Revenues hit $4.1 billion, down 8% from a year ago, but up by 9% from the prior quarter. Net income was down by 20% over a year ago. Still, revenues exceeded analyst estimates.
CEO Haviv Ilan also added some optimism when he said an inventory correction is “ongoing, but I do expect that to start to recover.”
A bright spot has been sales to China in the automotive sector, he said. “In China, we have new records being established,” Ilan said. China makes up about 20% of TI’s automotive business, and the automotive market overall grew between 7% to 8%.
“I think it’s no surprise that there is momentum for EVs in China,” Ilan added. “I think there is growing momentum there. Our automotive revenue in China is in an all-new-time high. So I don’t think it goes down in the near future…The rest of the markets, I see continued weakness.”
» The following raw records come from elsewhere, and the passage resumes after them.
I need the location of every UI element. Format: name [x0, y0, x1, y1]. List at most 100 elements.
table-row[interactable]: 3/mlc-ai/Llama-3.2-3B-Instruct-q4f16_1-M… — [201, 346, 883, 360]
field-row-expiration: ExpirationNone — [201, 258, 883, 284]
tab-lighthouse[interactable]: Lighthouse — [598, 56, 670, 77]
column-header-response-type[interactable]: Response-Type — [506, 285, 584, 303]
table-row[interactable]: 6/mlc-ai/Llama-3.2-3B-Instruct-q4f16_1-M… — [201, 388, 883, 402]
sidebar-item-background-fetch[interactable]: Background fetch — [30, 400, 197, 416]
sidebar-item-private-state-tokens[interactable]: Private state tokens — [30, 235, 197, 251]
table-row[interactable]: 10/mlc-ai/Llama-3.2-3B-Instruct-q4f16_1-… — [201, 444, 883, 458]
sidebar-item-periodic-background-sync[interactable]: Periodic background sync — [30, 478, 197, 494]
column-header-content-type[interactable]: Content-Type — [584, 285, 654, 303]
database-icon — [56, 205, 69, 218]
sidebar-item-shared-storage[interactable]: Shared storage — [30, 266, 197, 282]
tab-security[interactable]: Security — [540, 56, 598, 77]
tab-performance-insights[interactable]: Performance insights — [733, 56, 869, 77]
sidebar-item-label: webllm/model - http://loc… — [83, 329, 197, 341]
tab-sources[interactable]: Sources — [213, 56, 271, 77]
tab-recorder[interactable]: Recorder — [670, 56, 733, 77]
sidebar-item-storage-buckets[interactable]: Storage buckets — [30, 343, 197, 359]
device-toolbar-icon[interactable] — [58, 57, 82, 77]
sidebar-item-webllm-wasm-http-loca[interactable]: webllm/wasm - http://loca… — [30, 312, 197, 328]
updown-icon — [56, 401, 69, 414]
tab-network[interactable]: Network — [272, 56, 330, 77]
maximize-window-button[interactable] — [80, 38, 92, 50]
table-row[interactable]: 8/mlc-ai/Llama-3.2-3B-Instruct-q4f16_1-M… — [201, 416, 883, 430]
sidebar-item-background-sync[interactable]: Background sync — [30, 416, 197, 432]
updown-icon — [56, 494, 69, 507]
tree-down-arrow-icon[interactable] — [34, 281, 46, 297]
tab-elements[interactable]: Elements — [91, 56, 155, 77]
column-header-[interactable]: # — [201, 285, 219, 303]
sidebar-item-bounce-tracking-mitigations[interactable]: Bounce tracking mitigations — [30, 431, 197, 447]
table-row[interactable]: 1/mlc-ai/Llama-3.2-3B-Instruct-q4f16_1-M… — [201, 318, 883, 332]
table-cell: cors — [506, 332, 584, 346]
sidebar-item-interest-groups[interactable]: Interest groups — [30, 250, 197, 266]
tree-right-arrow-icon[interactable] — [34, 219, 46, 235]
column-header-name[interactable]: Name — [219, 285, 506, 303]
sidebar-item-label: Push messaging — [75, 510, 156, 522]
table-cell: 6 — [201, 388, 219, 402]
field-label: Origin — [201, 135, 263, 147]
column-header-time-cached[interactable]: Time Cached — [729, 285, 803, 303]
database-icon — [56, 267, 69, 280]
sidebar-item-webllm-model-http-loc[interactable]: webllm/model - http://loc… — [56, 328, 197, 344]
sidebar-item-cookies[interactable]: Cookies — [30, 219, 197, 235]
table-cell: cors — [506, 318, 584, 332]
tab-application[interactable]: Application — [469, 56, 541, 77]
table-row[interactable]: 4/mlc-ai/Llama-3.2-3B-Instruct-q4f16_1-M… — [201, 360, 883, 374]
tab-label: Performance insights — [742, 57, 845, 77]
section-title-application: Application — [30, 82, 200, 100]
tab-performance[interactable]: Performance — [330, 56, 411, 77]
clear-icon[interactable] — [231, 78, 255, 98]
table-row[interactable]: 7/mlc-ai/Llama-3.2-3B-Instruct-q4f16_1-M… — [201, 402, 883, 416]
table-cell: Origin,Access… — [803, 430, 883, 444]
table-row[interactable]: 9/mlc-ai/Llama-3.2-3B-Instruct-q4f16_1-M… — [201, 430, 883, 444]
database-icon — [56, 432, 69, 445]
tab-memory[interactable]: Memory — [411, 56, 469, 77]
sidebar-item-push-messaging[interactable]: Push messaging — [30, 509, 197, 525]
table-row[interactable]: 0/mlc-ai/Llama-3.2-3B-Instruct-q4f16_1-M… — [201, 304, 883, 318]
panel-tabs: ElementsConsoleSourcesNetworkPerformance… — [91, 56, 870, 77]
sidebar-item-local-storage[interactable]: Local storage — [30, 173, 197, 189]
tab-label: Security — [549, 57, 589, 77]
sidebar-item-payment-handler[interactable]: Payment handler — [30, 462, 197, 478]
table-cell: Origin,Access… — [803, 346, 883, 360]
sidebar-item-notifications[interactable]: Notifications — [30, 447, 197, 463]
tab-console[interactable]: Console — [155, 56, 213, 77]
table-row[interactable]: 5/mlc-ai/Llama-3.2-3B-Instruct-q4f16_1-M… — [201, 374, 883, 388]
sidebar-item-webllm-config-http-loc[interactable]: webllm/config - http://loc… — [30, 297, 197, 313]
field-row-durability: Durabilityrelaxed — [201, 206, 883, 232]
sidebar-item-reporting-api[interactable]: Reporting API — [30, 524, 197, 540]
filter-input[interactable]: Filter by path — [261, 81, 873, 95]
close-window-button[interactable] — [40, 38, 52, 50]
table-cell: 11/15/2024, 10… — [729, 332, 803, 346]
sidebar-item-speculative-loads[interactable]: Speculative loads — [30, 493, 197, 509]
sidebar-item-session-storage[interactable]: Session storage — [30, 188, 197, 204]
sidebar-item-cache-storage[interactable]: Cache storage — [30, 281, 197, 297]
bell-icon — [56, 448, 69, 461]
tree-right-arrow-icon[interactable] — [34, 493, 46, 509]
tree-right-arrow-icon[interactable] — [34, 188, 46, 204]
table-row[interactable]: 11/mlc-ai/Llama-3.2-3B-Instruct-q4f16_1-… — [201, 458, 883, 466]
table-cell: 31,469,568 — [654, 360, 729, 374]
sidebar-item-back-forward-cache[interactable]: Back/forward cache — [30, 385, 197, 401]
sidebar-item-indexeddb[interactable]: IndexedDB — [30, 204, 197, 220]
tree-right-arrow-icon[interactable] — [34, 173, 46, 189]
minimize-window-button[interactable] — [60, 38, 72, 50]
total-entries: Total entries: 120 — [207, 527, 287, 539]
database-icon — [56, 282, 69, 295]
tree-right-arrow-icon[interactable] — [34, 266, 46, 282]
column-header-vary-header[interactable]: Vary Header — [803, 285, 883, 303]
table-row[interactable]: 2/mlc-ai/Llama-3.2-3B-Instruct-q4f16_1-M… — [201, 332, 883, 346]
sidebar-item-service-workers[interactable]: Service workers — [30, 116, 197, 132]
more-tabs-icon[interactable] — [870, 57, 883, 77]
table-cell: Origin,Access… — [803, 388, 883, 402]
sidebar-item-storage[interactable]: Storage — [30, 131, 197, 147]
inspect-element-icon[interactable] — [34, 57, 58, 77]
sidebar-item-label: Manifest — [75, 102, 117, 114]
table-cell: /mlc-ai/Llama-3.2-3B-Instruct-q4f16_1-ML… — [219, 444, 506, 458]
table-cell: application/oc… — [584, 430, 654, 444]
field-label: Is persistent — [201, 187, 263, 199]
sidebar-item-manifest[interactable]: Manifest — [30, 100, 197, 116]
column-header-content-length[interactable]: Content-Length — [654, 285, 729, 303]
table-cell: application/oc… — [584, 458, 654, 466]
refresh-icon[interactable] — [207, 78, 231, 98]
TI makes about 70% of its revenues from industrial and automotive with the industrial market seeing a revenue peak in the third quarter of 2022 and then eight quarters of decline. The remaining 30% comes from personal electronics, enterprise systems and communication systems, which Ilan said are “pointing in the right directions…coming from a very low trough but showing momentum.” In years past, automotive has been more than 20% of overall TI revenue, with industrial at more than 40%. In 2023, automotive reached 34% of all revenues, with industrial at 40%.
Analog and embedded processing chips make up 90% of TI revenue. The company has put a focus on building more fabs and has attracted more than $4 billion in proposed grants from the US CHIPS Act, but also the ire of Elliott Investment Management, the $65 billion hedge fund, which made a $2.5 billion investment in TI in May.
Elliott wants TI to improve its free cash flow position with a less rigid plan for capital expenditures, including fabs, which it first adopted in 2022. Elliott wants the company to reach free cash flow of $9 a share by 2026, 40% above what a consensus of analysts have hoped for.
“TI is staying strong in its strategy despite the activist campaigns,” said Dylan Patel, chief analyst at Semianalysis, told CNBC. The strategy includes cutting prices in China to fight off new Chinese fabless players that are making analog and legacy semiconductors. “This is letting Texas Instruments keep a strong share in the EV sector where many companies such as BYD are trying to make their own chips.”
TI over the past decades has been a “fantastic” dividend and buy back player for investors, Patel added. “And Texas Instruments’ strategy now is completely different. It is, we’re going to invest a lot in upgrading our fabs to drive down our cost structure in the long term, but in the near term we’re not going to have a ton of cash flow to drive back into buy backs and dividends. This is so they can maintain competitiveness and have a cost advantage versus Chinese players cropping up.”
Elliott wants TI to invest less in fabs and not cut prices too much because that’s bad for cash flow, Patel added.
The TI success in China raises interesting questions of whether possible tariffs on EVs imported to the US will hurt or help TI’s sales there. Presidential candidate Donald Trump has said he wants a 100% tariff on imported EVs. TI did not respond to a request to comment on possible tariffs or export bans.